First Floor

As Is
Penelope Umbrico

May 13, 2010 - June 20, 2010

As Is
Penlope Umbrico

May 13 – June 20, 2010
Opening: Thursday, May 13 from 6-9 pm

Review; Art in America, November 16, 2010. Faye Hirsch

As Is
Penelope Umbrico
May 13 – June 20th, 2010
Opening: Thursday, May 13, 6-9 pm

LMAKprojects is pleased to present three series of work by Penelope Umbrico: Broken Sets (eBay), 2009- 2010, Zenith Replacement Parts, 2009, and Desk Trajectories (As Is), 2010. Mining the Internet for its idealized fictions of a technologically obsessed society, Umbrico creates taxonomies of images that point to a deflation or rupture in these fictions. Employing methods of appropriation, extraction, and accumulation, Umbrico extracts details from these images that belie an optimism usually associated with this content.

Broken Sets (eBay) are images of the screens cropped from pictures of broken LCD TVs Umbrico found on, where they are sold for parts. The sellers turn on the TVs while photographing them so that potential buyers can see that the electronics behind the screens work.
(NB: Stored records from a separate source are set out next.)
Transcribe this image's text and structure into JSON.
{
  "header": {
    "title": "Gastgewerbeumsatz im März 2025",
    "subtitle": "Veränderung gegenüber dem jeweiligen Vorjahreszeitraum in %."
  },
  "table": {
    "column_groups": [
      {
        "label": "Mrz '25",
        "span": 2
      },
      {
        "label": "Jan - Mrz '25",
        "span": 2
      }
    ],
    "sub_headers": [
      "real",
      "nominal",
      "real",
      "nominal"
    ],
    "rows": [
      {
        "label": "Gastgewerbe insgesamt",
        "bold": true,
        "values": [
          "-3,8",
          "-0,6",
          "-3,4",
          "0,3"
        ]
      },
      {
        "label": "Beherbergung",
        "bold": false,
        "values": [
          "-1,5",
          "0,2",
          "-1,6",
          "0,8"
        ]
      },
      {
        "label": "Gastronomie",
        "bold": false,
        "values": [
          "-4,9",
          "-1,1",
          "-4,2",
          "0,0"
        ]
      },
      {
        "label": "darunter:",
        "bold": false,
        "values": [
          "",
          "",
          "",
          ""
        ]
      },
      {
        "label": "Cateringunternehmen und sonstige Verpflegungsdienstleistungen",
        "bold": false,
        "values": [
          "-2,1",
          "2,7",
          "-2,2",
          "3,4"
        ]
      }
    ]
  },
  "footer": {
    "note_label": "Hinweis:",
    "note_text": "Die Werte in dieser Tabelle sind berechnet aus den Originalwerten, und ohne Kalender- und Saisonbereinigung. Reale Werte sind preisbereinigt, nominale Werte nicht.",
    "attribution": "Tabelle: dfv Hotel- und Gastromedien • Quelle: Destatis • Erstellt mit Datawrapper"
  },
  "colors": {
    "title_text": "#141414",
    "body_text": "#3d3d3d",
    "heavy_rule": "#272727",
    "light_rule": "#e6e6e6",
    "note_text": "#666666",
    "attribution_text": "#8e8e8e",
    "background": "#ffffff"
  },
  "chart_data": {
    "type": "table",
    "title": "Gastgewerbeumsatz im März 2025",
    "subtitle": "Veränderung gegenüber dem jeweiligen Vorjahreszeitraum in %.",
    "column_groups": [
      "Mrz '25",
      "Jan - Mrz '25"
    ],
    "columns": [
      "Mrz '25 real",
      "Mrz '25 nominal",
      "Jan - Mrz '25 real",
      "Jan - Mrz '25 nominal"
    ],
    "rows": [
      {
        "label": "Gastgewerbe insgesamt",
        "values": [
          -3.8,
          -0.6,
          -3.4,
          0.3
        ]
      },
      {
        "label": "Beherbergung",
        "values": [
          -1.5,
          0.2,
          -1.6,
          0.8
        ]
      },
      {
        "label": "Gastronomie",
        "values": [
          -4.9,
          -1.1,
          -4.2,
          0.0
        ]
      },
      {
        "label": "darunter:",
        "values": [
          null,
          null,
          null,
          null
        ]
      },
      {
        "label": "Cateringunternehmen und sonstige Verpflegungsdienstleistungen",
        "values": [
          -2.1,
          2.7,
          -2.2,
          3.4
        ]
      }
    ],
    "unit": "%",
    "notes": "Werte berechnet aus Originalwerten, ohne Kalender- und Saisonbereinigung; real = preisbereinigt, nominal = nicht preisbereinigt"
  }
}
Umbrico became interested in the incidental abstract beauty of the screens because they are derived from the breakdown and failure of their own promising technology. By presenting these inadvertent abstract compositions as formal compositions in their own right, Umbrico collapses the obsolescence and breakdown of new technology with the aesthetic formalism of utopian Modernist abstraction.
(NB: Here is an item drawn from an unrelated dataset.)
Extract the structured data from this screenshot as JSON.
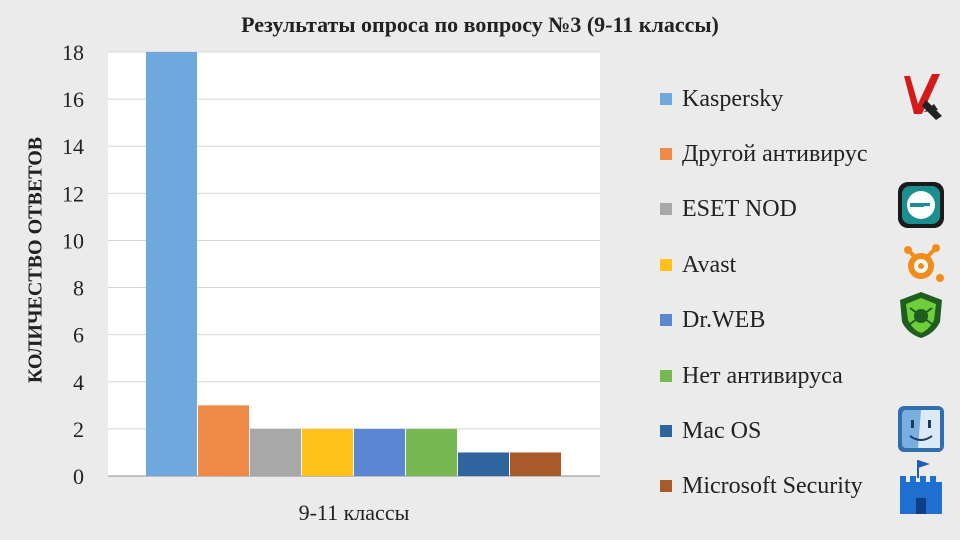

Zenith Replacement Parts are photographs, also taken from eBay, of dusty cardboard boxes containing Zenith replacement parts. What intrigued Umbrico about these images was the seller’s belief in the photograph – that a picture of the box storing the part would lend more veracity to the objects inside, than to simply list the parts numbers. The reductiveness of the box form and its repetition is further emphasized by Umbrico’s gridding of them, turning them into a Judd-like eulogy.
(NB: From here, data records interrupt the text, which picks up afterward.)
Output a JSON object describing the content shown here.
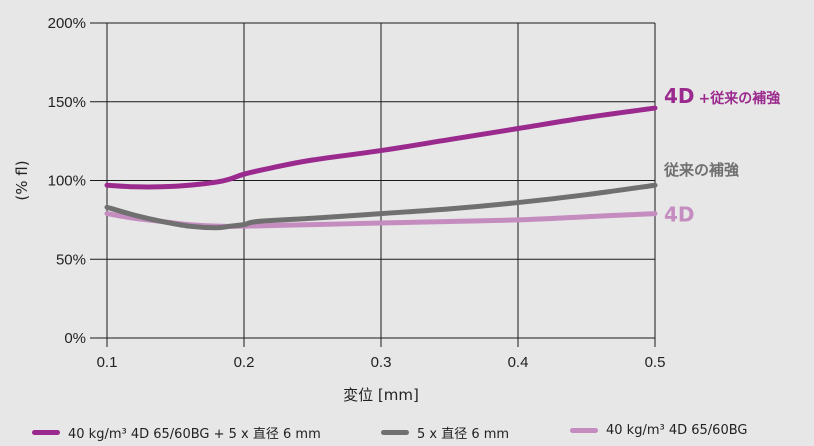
{
  "chart_data": {
    "type": "line",
    "xlabel": "変位 [mm]",
    "ylabel": "(% fl)",
    "xlim": [
      0.1,
      0.5
    ],
    "ylim": [
      0,
      200
    ],
    "x_ticks": [
      "0.1",
      "0.2",
      "0.3",
      "0.4",
      "0.5"
    ],
    "y_ticks": [
      "0%",
      "50%",
      "100%",
      "150%",
      "200%"
    ],
    "grid": "vertical and horizontal",
    "legend_position": "bottom",
    "series": [
      {
        "name": "40 kg/m³ 4D 65/60BG + 5 x 直径 6 mm",
        "color": "#9b2a8e",
        "x": [
          0.1,
          0.12,
          0.14,
          0.16,
          0.18,
          0.19,
          0.2,
          0.22,
          0.25,
          0.3,
          0.35,
          0.4,
          0.45,
          0.5
        ],
        "values": [
          97,
          96,
          96,
          97,
          99,
          101,
          104,
          108,
          113,
          119,
          126,
          133,
          140,
          146
        ]
      },
      {
        "name": "5 x 直径 6 mm",
        "color": "#707070",
        "x": [
          0.1,
          0.12,
          0.14,
          0.16,
          0.18,
          0.19,
          0.2,
          0.21,
          0.25,
          0.3,
          0.35,
          0.4,
          0.45,
          0.5
        ],
        "values": [
          83,
          78,
          74,
          71,
          70,
          71,
          72,
          74,
          76,
          79,
          82,
          86,
          91,
          97
        ]
      },
      {
        "name": "40 kg/m³ 4D 65/60BG",
        "color": "#c58cc0",
        "x": [
          0.1,
          0.12,
          0.14,
          0.16,
          0.18,
          0.2,
          0.25,
          0.3,
          0.35,
          0.4,
          0.45,
          0.5
        ],
        "values": [
          79,
          76,
          74,
          72,
          71,
          71,
          72,
          73,
          74,
          75,
          77,
          79
        ]
      }
    ],
    "annotations": [
      {
        "main": "4D",
        "suffix": "+従来の補強",
        "series_index": 0
      },
      {
        "main": "従来の補強",
        "suffix": "",
        "series_index": 1
      },
      {
        "main": "4D",
        "suffix": "",
        "series_index": 2
      }
    ]
  }
}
A reoccurring theme in Umbrico’s work is the examination of how unattainable lifestyles are marketed, lusted after, and devoured by consumers. She highlights underlying cultural longings of a consumer subject allowing it to be replaced by a fictional, idealized, non-existent abstraction. This sentiment is poignantly illustrated in Desk Trajectories (As Is), 2010. If a new office desk promises the ultimate in organization and productivity, these same desks on craigslist and eBay, by virtue of the fact that they are “used” and out of commission, represent the exact opposite: a deflated and empty sign of productivity. No longer useful, and taking up too much space, these desks have been subsumed to an economy of re-appropriation, value deflation, and physical degradation.

The term As Is indicates a good bargain with perhaps some flaw, but taken here as an ontological statement, As Is points to a sort of existential anxiety: its reason for being is hinged on its potential for facilitating productivity, and its form is a testament to ideologies of a clean, elegant modernist aesthetic. In these pictures, all efficiency, productivity and elegance is in question.